The debate over aid to the Arak reactor has become contentious, with western nations opposed and some developing nations in favor.
The U.S. ambassador to the atomic agency, Gregory Schulte says the U.S. opposes Iran's request.
Iran's envoy to the agency, Ali Asghar Soltanieh has accused the west of politicizing a technical issue.
News reports from Vienna quote anonymous diplomats who say the IAEA board is likely to refuse Iran's aid request by voting to postpone a decision.

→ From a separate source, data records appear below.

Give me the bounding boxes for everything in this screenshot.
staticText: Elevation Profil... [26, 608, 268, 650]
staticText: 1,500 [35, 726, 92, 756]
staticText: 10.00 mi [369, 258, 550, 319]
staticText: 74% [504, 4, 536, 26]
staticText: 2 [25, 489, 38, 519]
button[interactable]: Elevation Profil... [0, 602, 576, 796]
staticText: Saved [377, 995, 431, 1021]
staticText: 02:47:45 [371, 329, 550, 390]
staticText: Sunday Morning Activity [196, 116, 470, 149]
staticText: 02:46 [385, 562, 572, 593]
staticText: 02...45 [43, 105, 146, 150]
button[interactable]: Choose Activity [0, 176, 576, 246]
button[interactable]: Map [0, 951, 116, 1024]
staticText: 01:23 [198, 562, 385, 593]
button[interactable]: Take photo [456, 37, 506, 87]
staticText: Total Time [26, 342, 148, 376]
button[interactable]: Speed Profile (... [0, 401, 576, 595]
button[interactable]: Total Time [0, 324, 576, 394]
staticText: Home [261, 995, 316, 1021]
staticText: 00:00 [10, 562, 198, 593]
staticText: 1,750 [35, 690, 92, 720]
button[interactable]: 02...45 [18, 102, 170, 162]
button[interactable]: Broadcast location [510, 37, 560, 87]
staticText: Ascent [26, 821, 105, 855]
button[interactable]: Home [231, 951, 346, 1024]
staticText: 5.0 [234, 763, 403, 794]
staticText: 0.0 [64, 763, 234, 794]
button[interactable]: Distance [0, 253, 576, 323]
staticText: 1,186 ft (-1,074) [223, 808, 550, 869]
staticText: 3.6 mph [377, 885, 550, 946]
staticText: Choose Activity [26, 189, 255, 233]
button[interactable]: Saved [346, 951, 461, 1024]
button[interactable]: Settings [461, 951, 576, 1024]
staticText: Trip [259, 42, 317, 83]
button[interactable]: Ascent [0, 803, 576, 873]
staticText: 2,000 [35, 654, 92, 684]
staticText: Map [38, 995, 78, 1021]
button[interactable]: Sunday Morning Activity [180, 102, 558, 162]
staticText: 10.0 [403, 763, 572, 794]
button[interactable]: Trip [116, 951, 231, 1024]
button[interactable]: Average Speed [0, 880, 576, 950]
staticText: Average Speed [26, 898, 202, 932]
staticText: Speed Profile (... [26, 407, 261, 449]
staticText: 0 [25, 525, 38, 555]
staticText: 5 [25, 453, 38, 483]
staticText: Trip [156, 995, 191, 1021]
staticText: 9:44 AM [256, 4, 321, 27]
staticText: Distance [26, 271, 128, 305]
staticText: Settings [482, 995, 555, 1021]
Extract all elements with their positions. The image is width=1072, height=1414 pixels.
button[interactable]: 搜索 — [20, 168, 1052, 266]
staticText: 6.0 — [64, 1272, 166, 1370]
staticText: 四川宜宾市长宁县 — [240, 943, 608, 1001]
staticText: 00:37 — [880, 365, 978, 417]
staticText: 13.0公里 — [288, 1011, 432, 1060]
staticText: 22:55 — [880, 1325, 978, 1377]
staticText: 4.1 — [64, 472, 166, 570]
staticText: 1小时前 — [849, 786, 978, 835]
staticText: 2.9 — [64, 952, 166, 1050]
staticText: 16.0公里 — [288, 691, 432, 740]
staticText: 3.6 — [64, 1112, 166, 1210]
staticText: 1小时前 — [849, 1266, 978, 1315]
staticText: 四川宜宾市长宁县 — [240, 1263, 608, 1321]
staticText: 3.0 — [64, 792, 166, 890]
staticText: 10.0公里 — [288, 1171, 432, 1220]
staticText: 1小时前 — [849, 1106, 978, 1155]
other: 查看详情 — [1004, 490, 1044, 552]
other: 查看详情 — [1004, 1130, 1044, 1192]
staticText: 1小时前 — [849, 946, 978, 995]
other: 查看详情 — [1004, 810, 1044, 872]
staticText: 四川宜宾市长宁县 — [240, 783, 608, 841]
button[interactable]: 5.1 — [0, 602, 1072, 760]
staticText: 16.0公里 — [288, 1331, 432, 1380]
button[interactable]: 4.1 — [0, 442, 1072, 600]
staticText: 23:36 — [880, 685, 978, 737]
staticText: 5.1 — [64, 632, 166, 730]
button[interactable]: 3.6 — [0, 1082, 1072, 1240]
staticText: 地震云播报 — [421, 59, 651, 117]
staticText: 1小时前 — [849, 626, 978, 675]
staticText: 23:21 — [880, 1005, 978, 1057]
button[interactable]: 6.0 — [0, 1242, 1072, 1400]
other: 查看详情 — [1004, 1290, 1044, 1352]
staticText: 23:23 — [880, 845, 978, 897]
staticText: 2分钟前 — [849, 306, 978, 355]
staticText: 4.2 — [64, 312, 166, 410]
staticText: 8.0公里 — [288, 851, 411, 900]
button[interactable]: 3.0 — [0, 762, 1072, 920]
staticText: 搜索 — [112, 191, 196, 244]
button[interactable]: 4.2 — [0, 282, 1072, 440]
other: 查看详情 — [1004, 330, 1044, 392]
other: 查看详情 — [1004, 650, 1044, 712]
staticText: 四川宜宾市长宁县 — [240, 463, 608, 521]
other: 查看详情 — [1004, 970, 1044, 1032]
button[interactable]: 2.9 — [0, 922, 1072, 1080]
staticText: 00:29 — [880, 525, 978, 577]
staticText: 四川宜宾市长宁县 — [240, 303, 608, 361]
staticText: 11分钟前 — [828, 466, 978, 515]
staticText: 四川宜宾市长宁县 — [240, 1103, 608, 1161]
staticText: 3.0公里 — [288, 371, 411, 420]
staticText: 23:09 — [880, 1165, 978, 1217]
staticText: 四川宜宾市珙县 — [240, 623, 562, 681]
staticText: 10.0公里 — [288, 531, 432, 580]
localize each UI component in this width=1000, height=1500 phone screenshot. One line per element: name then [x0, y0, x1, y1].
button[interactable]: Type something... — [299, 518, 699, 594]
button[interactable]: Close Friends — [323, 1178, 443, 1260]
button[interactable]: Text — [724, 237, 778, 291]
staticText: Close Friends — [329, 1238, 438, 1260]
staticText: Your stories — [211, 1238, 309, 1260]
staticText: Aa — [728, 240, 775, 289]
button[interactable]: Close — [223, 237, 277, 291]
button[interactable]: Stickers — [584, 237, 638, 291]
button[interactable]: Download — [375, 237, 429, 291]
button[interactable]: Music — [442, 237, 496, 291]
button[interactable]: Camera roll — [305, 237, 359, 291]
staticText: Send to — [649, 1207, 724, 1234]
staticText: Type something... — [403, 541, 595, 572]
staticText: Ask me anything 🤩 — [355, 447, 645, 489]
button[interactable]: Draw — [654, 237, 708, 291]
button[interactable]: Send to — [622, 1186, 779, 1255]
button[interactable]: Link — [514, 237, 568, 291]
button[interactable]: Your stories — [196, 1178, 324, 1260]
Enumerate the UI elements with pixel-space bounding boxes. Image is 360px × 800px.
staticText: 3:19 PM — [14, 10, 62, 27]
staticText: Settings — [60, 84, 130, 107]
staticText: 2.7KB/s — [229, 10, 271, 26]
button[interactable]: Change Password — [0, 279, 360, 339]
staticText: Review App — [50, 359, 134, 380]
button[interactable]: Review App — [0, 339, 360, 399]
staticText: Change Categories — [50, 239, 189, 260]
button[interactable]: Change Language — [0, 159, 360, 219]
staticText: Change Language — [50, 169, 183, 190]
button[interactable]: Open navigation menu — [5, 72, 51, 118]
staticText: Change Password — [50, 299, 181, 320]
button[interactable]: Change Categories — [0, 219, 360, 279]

Major powers accuse Iran of planning to build nuclear weapons, a charge Iran denies.
Iran says the Arak reactor is due to go online by 2009 . It says it will pursue the project whether or not the IAEA helps.
The IAEA board is considering this week hundreds of requests for technical aid from countries pursuing peaceful uses for nuclear power. The board routinely approves such requests.
But earlier this year, the IAEA suggested Iran should abandon the Arak project.
In August, Iran defied a United Nations deadline to cease enriching uranium. The UN Security Council is considering sanctions against Tehran.
Some information for this report was provided by AP and Reuters.